If you've been around computers a while, you might remember 5.25" floppy disks. They didn't hold much, they were slow, and they weren't all that reliable, but they were much less expensive than hard disks—not to mention that many computers had no interface with which to connect a hard disk. Most of us learned to work around the idiosyncrasies of floppies, and when hard disk drives became affordable enough to use, we moved over to them to get their greater reliability. But how reliable are hard disk drives, and how much of what you "know" about their reliability is wrong? Bianca Schroeder and Garth A. Gibson, both of Carnegie Mellon University, know the answers.

In a paper published earlier this year, "Disk failures in the real world: What does an MTTF of 1,000,000 hours mean to you?" Schroeder and Garth present the results of their research, which covers a total population of more than 100,000 SCSI, Fibre Channel, and Serial ATA (SATA) drives from four different vendors. They analyzed the data to answer three questions:

  • Do hard disk drives have to be replaced more frequently than other hardware components?
  • How accurate are hard drive vendors' reliability measurements?
  • How true are the key assumptions about statistical properties of hard drive failures?

These questions were answered based on seven data sets gathered from high-performance computing (HPC) clusters, warranty data, and empirical failure data from ISPs. The results might surprise you.

To answer the first question, Schroeder and Garth examined data from one HPC installation and two ISPs. They found that the root cause of node downtime or failure was due to hard disk drive failure in a high percentage of cases; hard drives were one of the top three components to fail across those three data sets, with failure rates ranging from 18.1 percent to 49.1 percent. In the case of the HPC installation, the authors had detailed information on the number of CPUs, motherboards, and RAM DIMMs, which let them reach the surprising conclusion that—in that environment—the failure rate for hard drives and RAM DIMMs was roughly equal over a five-year period. That's very counterintuitive, given that hard drives have many electromechanical parts and DIMMs have none. CPUs failed 250 percent less often than hard drives, and motherboards failed 50 percent less often than hard drives.

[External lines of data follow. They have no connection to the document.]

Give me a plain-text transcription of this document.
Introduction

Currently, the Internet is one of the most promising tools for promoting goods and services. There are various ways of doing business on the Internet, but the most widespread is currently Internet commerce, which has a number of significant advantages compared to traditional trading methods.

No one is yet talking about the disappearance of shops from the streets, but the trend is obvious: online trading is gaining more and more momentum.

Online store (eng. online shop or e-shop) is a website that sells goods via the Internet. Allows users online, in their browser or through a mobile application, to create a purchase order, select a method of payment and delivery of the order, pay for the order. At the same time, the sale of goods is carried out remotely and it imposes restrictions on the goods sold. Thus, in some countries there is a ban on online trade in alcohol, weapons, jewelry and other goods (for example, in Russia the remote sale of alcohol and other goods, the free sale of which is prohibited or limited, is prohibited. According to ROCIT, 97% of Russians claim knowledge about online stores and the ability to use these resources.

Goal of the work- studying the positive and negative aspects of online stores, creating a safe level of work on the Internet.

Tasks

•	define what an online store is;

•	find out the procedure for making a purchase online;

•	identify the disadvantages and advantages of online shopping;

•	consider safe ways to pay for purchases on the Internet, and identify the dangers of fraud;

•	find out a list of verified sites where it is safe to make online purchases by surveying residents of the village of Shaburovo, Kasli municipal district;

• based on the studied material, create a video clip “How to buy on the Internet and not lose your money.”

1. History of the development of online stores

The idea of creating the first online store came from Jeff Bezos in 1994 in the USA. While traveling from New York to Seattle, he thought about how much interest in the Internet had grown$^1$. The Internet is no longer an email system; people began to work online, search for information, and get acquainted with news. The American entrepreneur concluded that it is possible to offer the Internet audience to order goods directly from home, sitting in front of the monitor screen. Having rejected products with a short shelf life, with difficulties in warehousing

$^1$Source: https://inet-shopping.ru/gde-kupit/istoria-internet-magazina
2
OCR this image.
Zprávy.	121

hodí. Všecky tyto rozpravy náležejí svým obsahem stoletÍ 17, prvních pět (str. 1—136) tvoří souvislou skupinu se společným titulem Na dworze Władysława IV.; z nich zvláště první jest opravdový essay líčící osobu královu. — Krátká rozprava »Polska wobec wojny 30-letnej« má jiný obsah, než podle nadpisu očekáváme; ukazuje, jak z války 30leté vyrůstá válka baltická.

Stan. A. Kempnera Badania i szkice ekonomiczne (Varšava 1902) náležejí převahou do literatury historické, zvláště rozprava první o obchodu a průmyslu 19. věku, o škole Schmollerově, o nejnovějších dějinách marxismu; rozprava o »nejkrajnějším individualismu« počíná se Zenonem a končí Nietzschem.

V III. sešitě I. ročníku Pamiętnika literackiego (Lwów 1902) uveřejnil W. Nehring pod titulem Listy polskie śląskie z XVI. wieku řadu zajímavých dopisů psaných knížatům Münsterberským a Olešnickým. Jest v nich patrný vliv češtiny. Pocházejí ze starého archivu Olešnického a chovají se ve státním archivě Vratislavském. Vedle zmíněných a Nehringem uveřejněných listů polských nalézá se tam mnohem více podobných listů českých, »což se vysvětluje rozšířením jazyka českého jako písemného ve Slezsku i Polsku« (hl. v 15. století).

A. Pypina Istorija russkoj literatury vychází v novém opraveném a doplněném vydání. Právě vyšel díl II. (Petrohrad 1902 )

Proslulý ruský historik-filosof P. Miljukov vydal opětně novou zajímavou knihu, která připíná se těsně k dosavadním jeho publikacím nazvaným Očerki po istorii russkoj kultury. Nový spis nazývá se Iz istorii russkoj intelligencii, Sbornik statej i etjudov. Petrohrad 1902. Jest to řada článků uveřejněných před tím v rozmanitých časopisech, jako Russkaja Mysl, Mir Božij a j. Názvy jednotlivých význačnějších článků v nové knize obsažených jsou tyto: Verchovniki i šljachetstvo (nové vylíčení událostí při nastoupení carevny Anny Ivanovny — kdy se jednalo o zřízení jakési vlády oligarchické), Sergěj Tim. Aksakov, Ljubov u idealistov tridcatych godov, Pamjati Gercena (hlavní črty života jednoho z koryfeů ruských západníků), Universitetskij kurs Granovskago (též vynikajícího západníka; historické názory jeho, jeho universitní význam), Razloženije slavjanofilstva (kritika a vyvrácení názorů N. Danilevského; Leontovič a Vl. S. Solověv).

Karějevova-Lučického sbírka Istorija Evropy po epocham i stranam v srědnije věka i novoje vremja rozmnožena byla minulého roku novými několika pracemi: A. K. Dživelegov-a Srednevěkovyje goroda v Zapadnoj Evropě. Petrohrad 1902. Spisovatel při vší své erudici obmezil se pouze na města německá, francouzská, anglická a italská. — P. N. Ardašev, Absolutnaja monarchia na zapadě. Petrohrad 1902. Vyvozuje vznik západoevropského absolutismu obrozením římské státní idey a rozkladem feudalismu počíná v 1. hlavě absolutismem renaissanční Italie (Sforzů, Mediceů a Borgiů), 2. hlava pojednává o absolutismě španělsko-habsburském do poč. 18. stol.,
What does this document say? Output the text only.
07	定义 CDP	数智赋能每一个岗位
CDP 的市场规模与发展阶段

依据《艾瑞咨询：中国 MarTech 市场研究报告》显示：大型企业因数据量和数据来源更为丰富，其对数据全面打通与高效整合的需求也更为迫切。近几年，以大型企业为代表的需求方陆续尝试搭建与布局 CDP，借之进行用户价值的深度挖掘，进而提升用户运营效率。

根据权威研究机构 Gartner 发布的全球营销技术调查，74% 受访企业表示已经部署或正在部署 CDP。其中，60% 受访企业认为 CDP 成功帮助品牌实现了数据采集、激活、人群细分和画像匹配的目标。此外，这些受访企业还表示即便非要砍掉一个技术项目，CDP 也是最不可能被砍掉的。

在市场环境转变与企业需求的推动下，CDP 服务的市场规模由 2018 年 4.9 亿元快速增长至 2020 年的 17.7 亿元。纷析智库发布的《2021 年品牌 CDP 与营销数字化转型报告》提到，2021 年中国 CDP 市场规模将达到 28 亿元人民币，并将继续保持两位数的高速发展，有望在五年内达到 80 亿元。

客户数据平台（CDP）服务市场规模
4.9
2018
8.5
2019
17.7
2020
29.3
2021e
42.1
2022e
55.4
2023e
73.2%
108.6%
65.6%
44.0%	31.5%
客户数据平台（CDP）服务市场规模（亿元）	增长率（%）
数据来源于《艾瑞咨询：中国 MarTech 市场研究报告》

The second question the authors investigated is important given that hard disk drive manufacturers don't usually disclose information about how they calculate mean time to failure (MTTF) measurements. The study data shows that the annual replacement rate (ARR) for hard drives is about 3 percent—much higher than vendor estimates. To put things in perspective, the highest annualized failure rate (AFR) in a vendor datasheet was 0.88 percent, so the vendors are off by a factor of more than three. However, the data didn't show any reliability difference between SATA, SCSI, and Fibre Channel hard drives.

The answer to the third question from the study is of particular interest to Exchange Server administrators. Most of us use RAID as a data protection technology, and a key assumption in RAID design is that hard drive failures are independent. That is, if you lose one hard disk drive in a RAID array, the odds of losing a second one soon after are neither higher nor lower than the odds of losing a hard drive at any other time. It appears that this assumption isn't really true, and that the odds of losing a hard disk drive increase as the number of prior failures increases. This finding can potentially be explained in many different ways, ranging from environmental and power conditions to the likelihood that a manufacturing defect will affect multiple hard drives in the same batch. I don't have space to describe all the authors' observations about this question, but the bottom line is clear: Don't assume that your Exchange hard drives are immune to multiple failures in a short time.

To get the full flavor of Schroeder and Garth's results, you need to read the entire paper. For example, the authors present some data on ARRs calculated over time that seem to indicate that the traditional "bathtub curve" model for failure rates is wrong, and that hard drive replacement rates don't always stabilize at a low level after the initial burn-in period. I'd love to see a similar study from a large Exchange installation (say, Microsoft or one of the larger Exchange hosting companies) to compare with this data, but even without that, the raw results are quite interesting.